“You do today. You didn’t even look this happy when you heard you were going to the Olympics. Me, I was swaggering for weeks. You just thought it was cool.” He waggled his finger at Tate. “You didn’t have any of this shit going on.”
Tate laughed and shook his head. “What shit?”
“That, right there.” Beckett started on his other skate. “Any other day you’d have told me to fuck off.”
“I would not.”
“Not in an asshole way, just in a don’t-bug-me way.”
“Whatever.” Tate grinned down at his skates as the laces moved effortlessly through his fingers.
He did feel different. He’d felt different from the moment Olivia had entered his life the night before. Lighter. Brighter. Happier. If he just kept the whole “I’ll never see her again” thing out of his head, Tate felt great.
“Thanks for making the right move with Quinn’s sister last night.” Beckett’s words snapped Tate out of his thoughts.
His smile dropped and his chest chilled. He had nothing to be ashamed of. He knew that. Still, he felt…weird about everyone knowing he’d had a fling with Olivia. “What?”
“Quinn’s sister. The cook? She saved our asses last night. I’d hate to think about what would have happened if Matt had kept her out and she’d gone home. God, what a disaster.”
Tate relaxed a little. “Yeah, you got lucky. She’s more of a chef than a cook.”
“Oh yeah?” Beckett tied off his skates and sat back giving Tate a speculative look. “Well, cook or chef, she impressed the hell out of Eden. She wants to fire our wedding planner, who fucked up the scheduling of our engagement party in the first place which lead us to Quinn and her mother, and hire their family to handle the whole wedding.”
Tate lifted his brows. “Wow, that’s great. But you should tell her, you guys can hire Quinn and her mother, but you can’t hire Olivia.”
“Why not?”
Tate felt Beckett’s eyes burning into him as he tied off his laces. He straightened and scanned the ice where all but a handful of kids had arrived. “Because Olivia lives in Paris. She’s only here for a couple of weeks.”
A moment of silence filled the space between them, peppered with shouts and laughter from the kids echoing through the enclosed rink.
“Huh,” Beckett finally said. “You sure know a lot about a woman you briefly before she got dragged into the kitchen. How long—exactly—did you talk to her?”
“I don’t know.” Tate laughed it off and shrugged. “I wasn’t checking the clock.”
More silence followed. More staring.
Tate rolled his eyes. “God, I hate the way you do that.”
“Do what?”
“You know what.” When he cut a look at Beckett, he found his friend grinning. “Fucker.”
“So?” Beckett nudged with too much hope, too much anticipation. “Did you ask her out before she left? Take her for a drink after? What?”
Tate knew his friends and family wanted to see him happy, but sometimes he got confused between what he wanted and what he wanted to do to please them.
Tate leaned forward, resting his elbows on his knees. Flashes of his night with Olivia teased him with the first taste of her warm mouth. That first press of her curves against his body. The first real flutter of life back in his heart.
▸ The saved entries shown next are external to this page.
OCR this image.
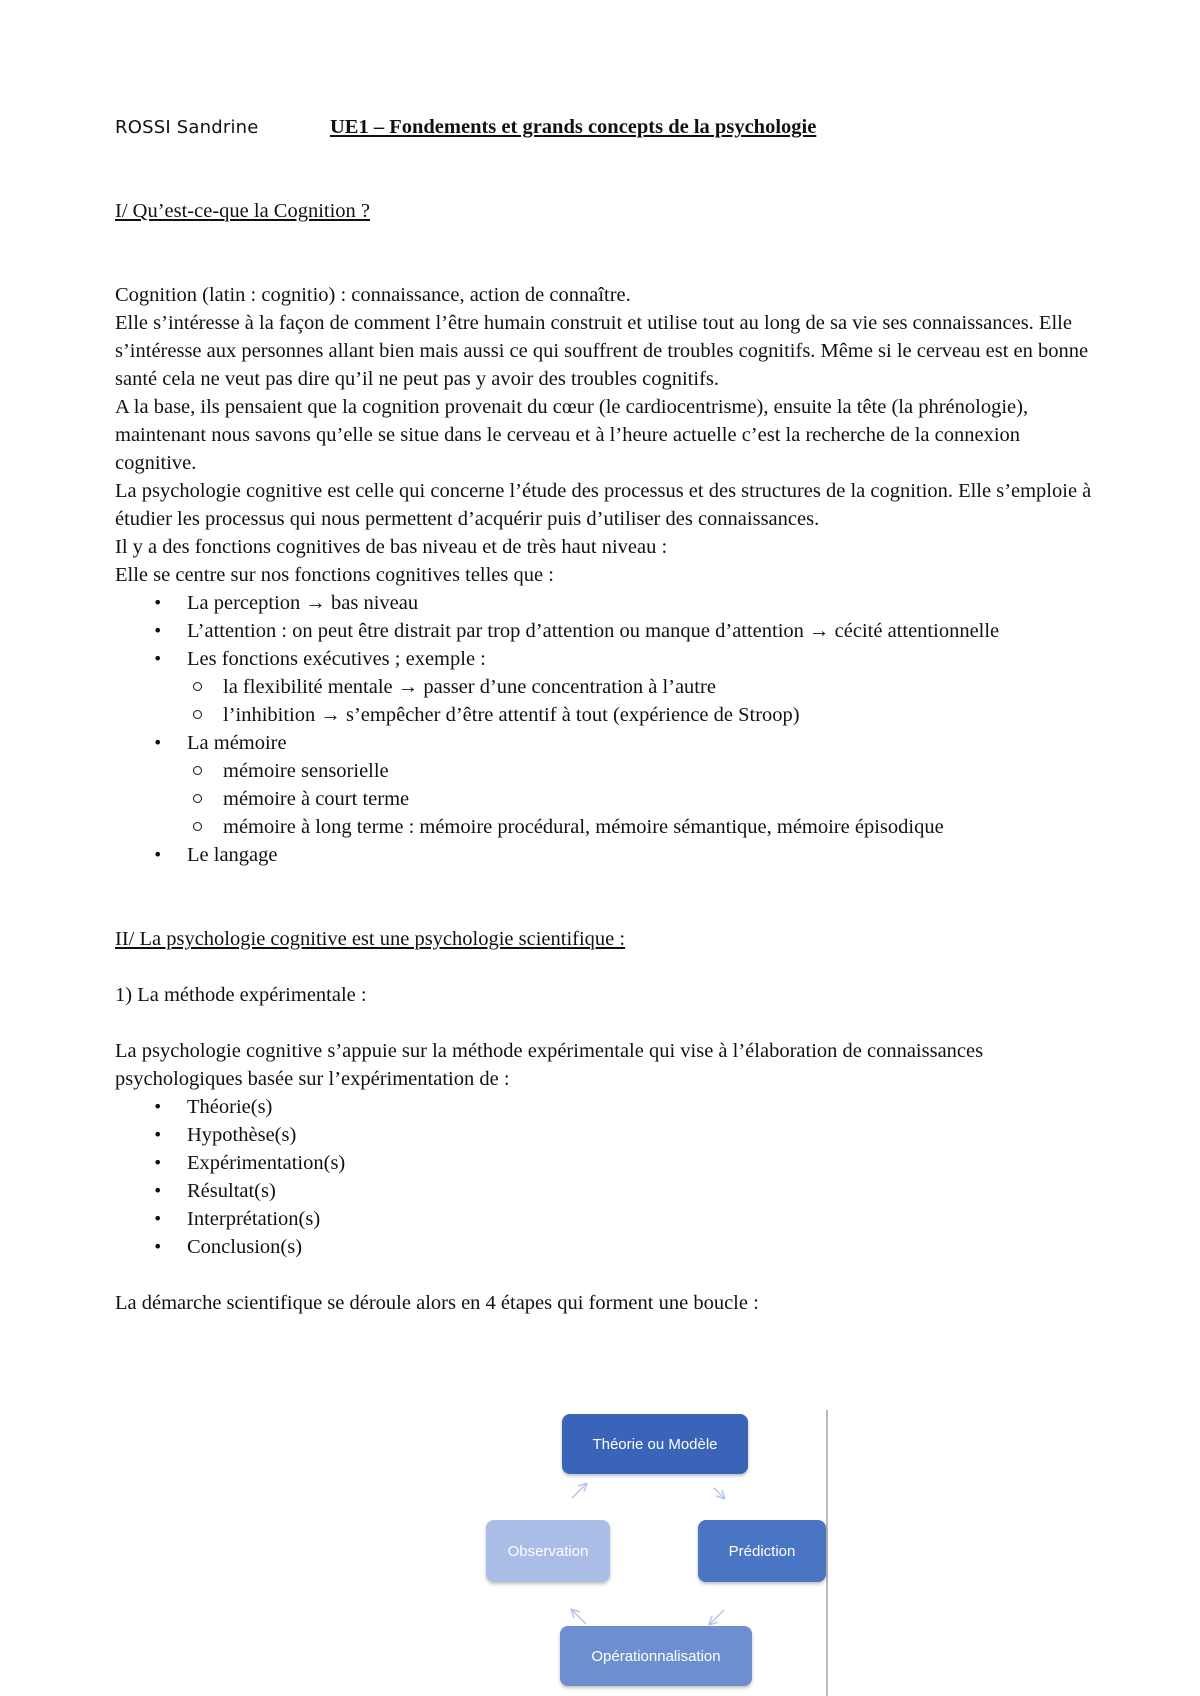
ROSSI Sandrine	UE1 – Fondements et grands concepts de la psychologie
I/ Qu’est-ce-que la Cognition ?

Cognition (latin : cognitio) : connaissance, action de connaître.

Elle s’intéresse à la façon de comment l’être humain construit et utilise tout au long de sa vie ses connaissances. Elle s’intéresse aux personnes allant bien mais aussi ce qui souffrent de troubles cognitifs. Même si le cerveau est en bonne santé cela ne veut pas dire qu’il ne peut pas y avoir des troubles cognitifs.

A la base, ils pensaient que la cognition provenait du cœur (le cardiocentrisme), ensuite la tête (la phrénologie), maintenant nous savons qu’elle se situe dans le cerveau et à l’heure actuelle c’est la recherche de la connexion cognitive.

La psychologie cognitive est celle qui concerne l’étude des processus et des structures de la cognition. Elle s’emploie à étudier les processus qui nous permettent d’acquérir puis d’utiliser des connaissances.

Il y a des fonctions cognitives de bas niveau et de très haut niveau :

Elle se centre sur nos fonctions cognitives telles que :

• La perception → bas niveau
• L’attention : on peut être distrait par trop d’attention ou manque d’attention → cécité attentionnelle
• Les fonctions exécutives ; exemple :
la flexibilité mentale → passer d’une concentration à l’autre
l’inhibition → s’empêcher d’être attentif à tout (expérience de Stroop)
• La mémoire
mémoire sensorielle
mémoire à court terme
mémoire à long terme : mémoire procédural, mémoire sémantique, mémoire épisodique
• Le langage
II/ La psychologie cognitive est une psychologie scientifique :

1) La méthode expérimentale :

La psychologie cognitive s’appuie sur la méthode expérimentale qui vise à l’élaboration de connaissances psychologiques basée sur l’expérimentation de :

• Théorie(s)
• Hypothèse(s)
• Expérimentation(s)
• Résultat(s)
• Interprétation(s)
• Conclusion(s)

La démarche scientifique se déroule alors en 4 étapes qui forment une boucle :

Théorie ou Modèle
Prédiction
Opérationnalisation
Observation
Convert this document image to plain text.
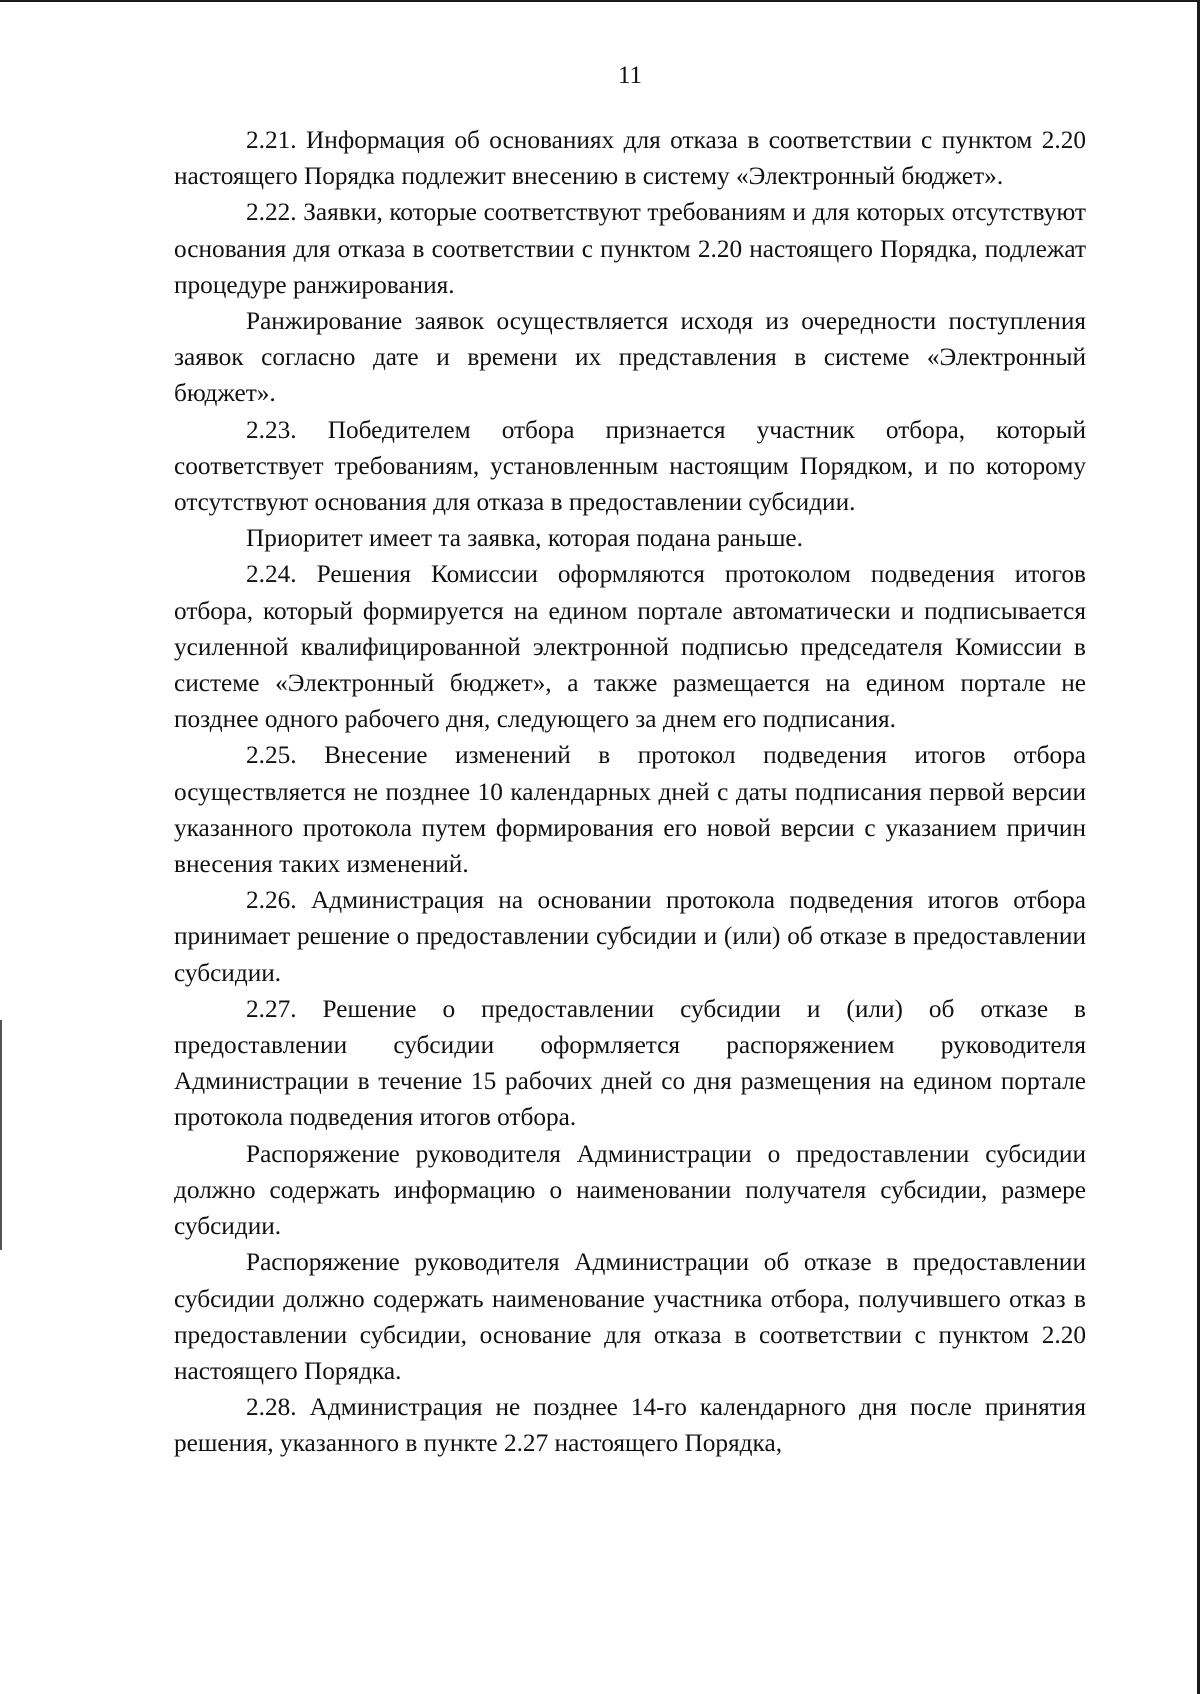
11

2.21. Информация об основаниях для отказа в соответствии с пунктом 2.20 настоящего Порядка подлежит внесению в систему «Электронный бюджет».

2.22. Заявки, которые соответствуют требованиям и для которых отсутствуют основания для отказа в соответствии с пунктом 2.20 настоящего Порядка, подлежат процедуре ранжирования.

Ранжирование заявок осуществляется исходя из очередности поступления заявок согласно дате и времени их представления в системе «Электронный бюджет».

2.23. Победителем отбора признается участник отбора, который соответствует требованиям, установленным настоящим Порядком, и по которому отсутствуют основания для отказа в предоставлении субсидии.

Приоритет имеет та заявка, которая подана раньше.

2.24. Решения Комиссии оформляются протоколом подведения итогов отбора, который формируется на едином портале автоматически и подписывается усиленной квалифицированной электронной подписью председателя Комиссии в системе «Электронный бюджет», а также размещается на едином портале не позднее одного рабочего дня, следующего за днем его подписания.

2.25. Внесение изменений в протокол подведения итогов отбора осуществляется не позднее 10 календарных дней с даты подписания первой версии указанного протокола путем формирования его новой версии с указанием причин внесения таких изменений.

2.26. Администрация на основании протокола подведения итогов отбора принимает решение о предоставлении субсидии и (или) об отказе в предоставлении субсидии.

2.27. Решение о предоставлении субсидии и (или) об отказе в предоставлении субсидии оформляется распоряжением руководителя Администрации в течение 15 рабочих дней со дня размещения на едином портале протокола подведения итогов отбора.

Распоряжение руководителя Администрации о предоставлении субсидии должно содержать информацию о наименовании получателя субсидии, размере субсидии.

Распоряжение руководителя Администрации об отказе в предоставлении субсидии должно содержать наименование участника отбора, получившего отказ в предоставлении субсидии, основание для отказа в соответствии с пунктом 2.20 настоящего Порядка.

2.28. Администрация не позднее 14-го календарного дня после принятия решения, указанного в пункте 2.27 настоящего Порядка,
He had to tell someone. If he didn’t, it would come out in another way, a bad way. If he was going to tell anyone, Beckett was the person he trusted most.
“Yeah.” He exhaled, and with the secret on the tip of his tongue, Tate’s stomach clenched with a blend of guilt and disappointment. “I, uh…I took her home.”
“Cool,” Beckett said. “So you talked to her on the drive? Did you get her number? Did you make a date with her?”
A tingle of laughter rose up in Tate’s gut. He had such a reputation for not sleeping around that even when he admitted to it, no one believed him.
“No, Beck,” he said, glancing at his friend. “I didn’t drive her home. I took her to my place.” It took an extra push of effort to get the next words out. “She spent the night with me.”